Last week the Court of Appeal dismissed a challenge to Waitemata District Health Board's (WDHB's) smoke-free policy. The policy prohibits smoking on any WDHB premises, including in mental health intensive care units (MHICUs) where patients are unable to leave the premises and smoke off-site.
The policy was challenged by a former psychiatric patient who argued that the policy was unlawful as it was inconsistent with the New Zealand Public Health and Disability Act, and that it breached his (and other patients') rights under the New Zealand Bill of Rights Act (NZBORA).
The Court of Appeal disagreed, finding that the total smoking ban imposed by WDHB on all hospital sites was lawful, represented a reasonable response to a pressing social need to reduce the incidence of smoking and second-hand smoke, and was consistent with the requirements of good medical practice. It also found that the policy did not breach the rights and freedoms provided for in the NZBORA.
In reaching this conclusion, the Court considered the following points (among others) which may be relevant to other organisations who have, or wish to implement, a smoke-free policy:
- DHBs have a legal obligation to ensure that patients are not put at risk by exposure to environmental tobacco smoke
- International medical practice supports the implementation of the smoke-free policy. Evidence was given at the hearing that "total smoking bans are now standard practice in many inpatient mental health facilities in Australia and across the world."
- Although the Smoke-free Environments Act provides a discretion for hospitals to permit smoking if certain criteria are met, this discretion "cannot be converted into a mandatory obligation to do so", and it "does not give rise to a right, or legitimate expectation, to be able to smoke on WDHB premises."
- Although the Court acknowledged that psychiatric patients are admitted for psychiatric treatment, and not for ancillary general health issues or their nicotine addiction, that did not establish that the appellant had a legitimate expectation that he would be able to smoke when placed in either an open ward or in a MHICU under WDHB control
- While "DHBs generally must seek to uphold ethical and quality standards commonly expected of providers of health services…how they meet those standards in respect of a particular class of patients…will be a matter of professional and clinical judgment." The Court reiterated a long-standing principle that such professional judgment may not be open to judicial review, commenting that "Courts are rightly cautious about intervening in substantive matters of clinical, medical and ethical judgment by a statutory entity tasked by Parliament to deliver public health services."
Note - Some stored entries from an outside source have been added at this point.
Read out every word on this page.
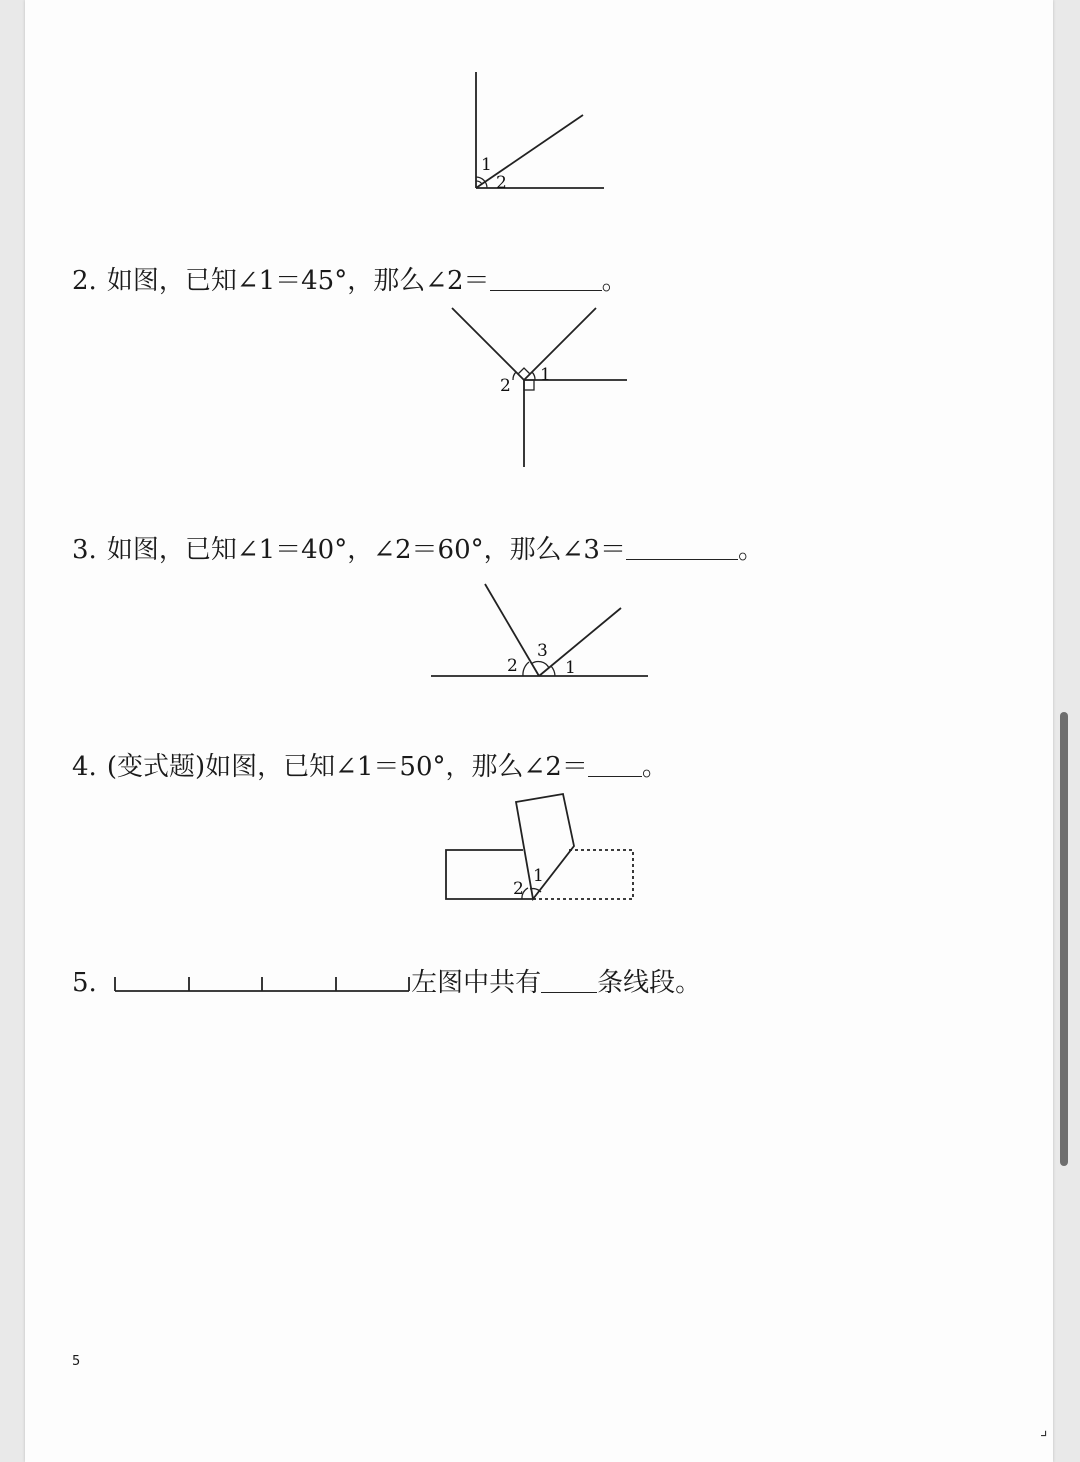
1
2
2. 如图，已知∠1＝45°，那么∠2＝	。
2
1
3. 如图，已知∠1＝40°，∠2＝60°，那么∠3＝	。
2
3
1
4. (变式题)如图，已知∠1＝50°，那么∠2＝ 。
2
1
5.	左图中共有 条线段。
5
⌟
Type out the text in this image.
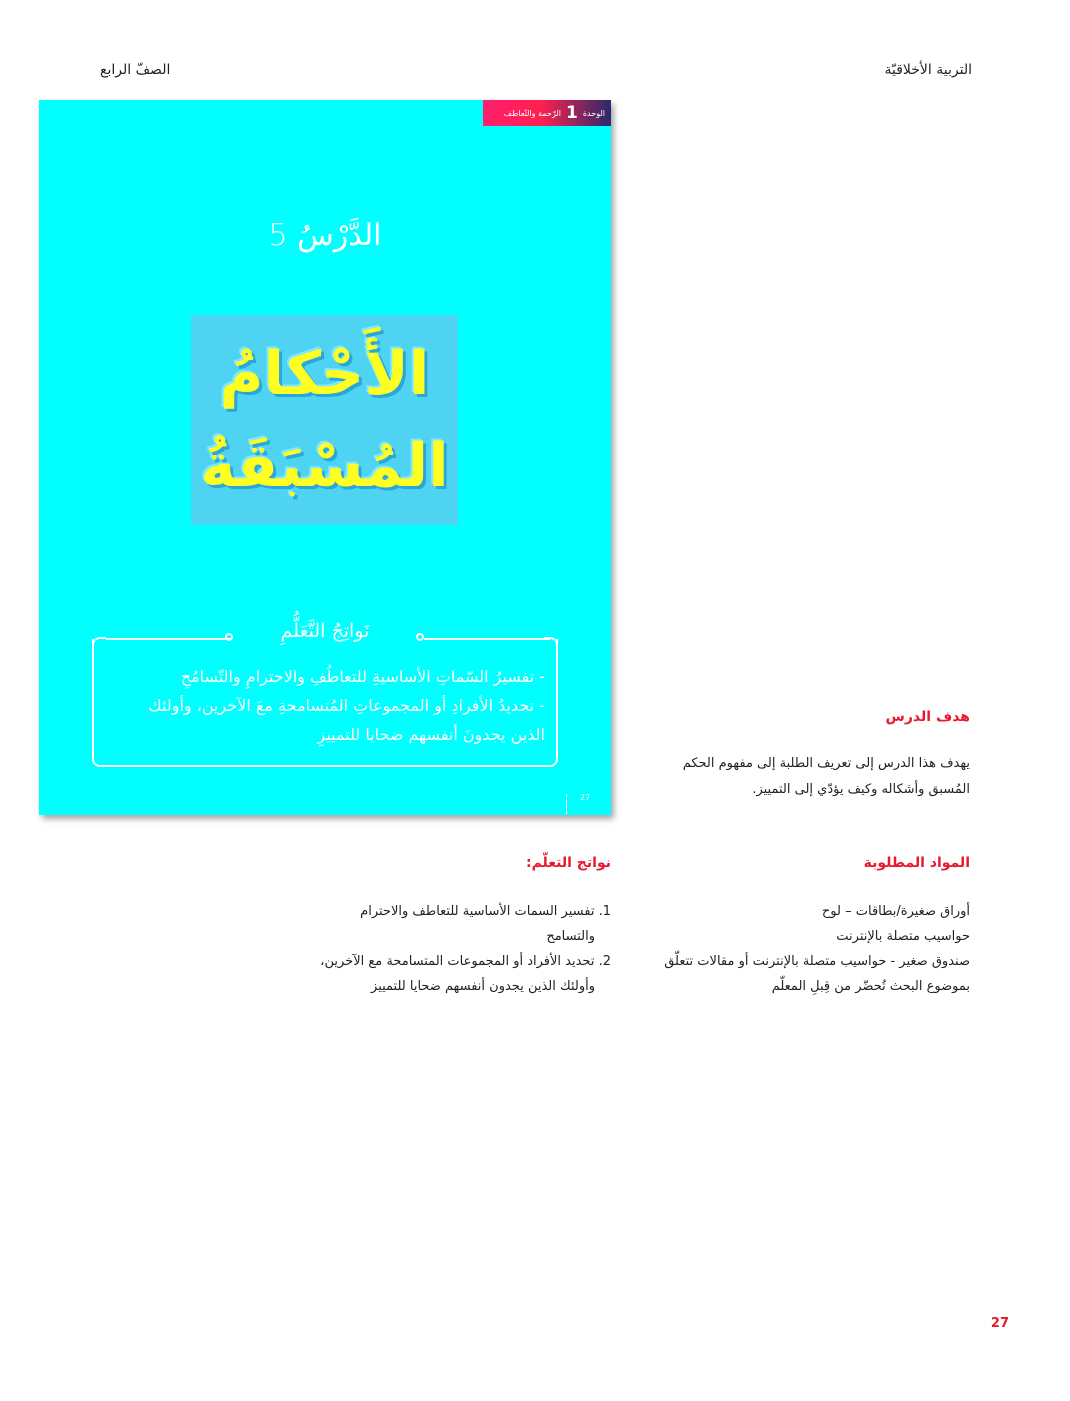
التربية الأخلاقيّة
الصفّ الرابع
الوحدة
1
الرّحمة والتّعاطف
الدَّرْسُ 5
الأَحْكامُ
المُسْبَقَةُ
نَواتِجُ التَّعَلُّمِ
- تفسيرُ السّماتِ الأساسيةِ للتعاطُفِ والاحترامِ والتّسامُحِ
- تحديدُ الأفرادِ أو المجموعاتِ المُتسامحةِ معَ الآخرين، وأولئك
الذين يجدونَ أنفسهم ضحايا للتمييزِ
27
هدف الدرس
يهدف هذا الدرس إلى تعريف الطلبة إلى مفهوم الحكم
المُسبق وأشكاله وكيف يؤدّي إلى التمييز.
المواد المطلوبة
أوراق صغيرة/بطاقات – لوح
حواسيب متصلة بالإنترنت
صندوق صغير - حواسيب متصلة بالإنترنت أو مقالات تتعلّق
بموضوع البحث تُحضّر من قِبلِ المعلّم
نواتج التعلّم:
1. تفسير السمات الأساسية للتعاطف والاحترام
والتسامح
2. تحديد الأفراد أو المجموعات المتسامحة مع الآخرين،
وأولئك الذين يجدون أنفسهم ضحايا للتمييز
27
- In relation to patient rights under the NZBORA:
- it was relevant that WDHB offered smokers nicotine replacement therapy and other smoking cessation supports
- detainees (including patients held in MHICUs) are to be treated with respect for their dignity, but this "does not include an unbounded freedom to do as they please." This approach is supported by overseas case law, including a decision by the Supreme Court of British Columbia which found that smoking was not an activity connected to the dignity of the person
- psychiatric inpatients are in the MHICU because of safety concerns rather than disability per se, and all persons in the MHICU are treated the same, whatever their reasons for being there. Therefore there was no different treatment on a prohibited ground of discrimination
- the Court agreed with the High Court's comment that: "in the context of a hospital environment, those who are in that environment have to accept limitations on their privacy and their ability to do what they want."
Throughout the decision, the Court gave WDHB credit for a "careful and considered process" in implementing the policy. It recognised that the policy was the result of many years of planning (between 2000 and 2009), and that it was "trialled by the WDHB over a considerable period of time."As part of that planning WDHB had considered whether dedicated smoking rooms were required for patients who were not able to leave the grounds, and had consulted on this point with mental health consumers, services and staff (despite such consultation not being specifically required by statute).
The lawyer acting for the appellant has indicated that the decision may be appealed to the Supreme Court.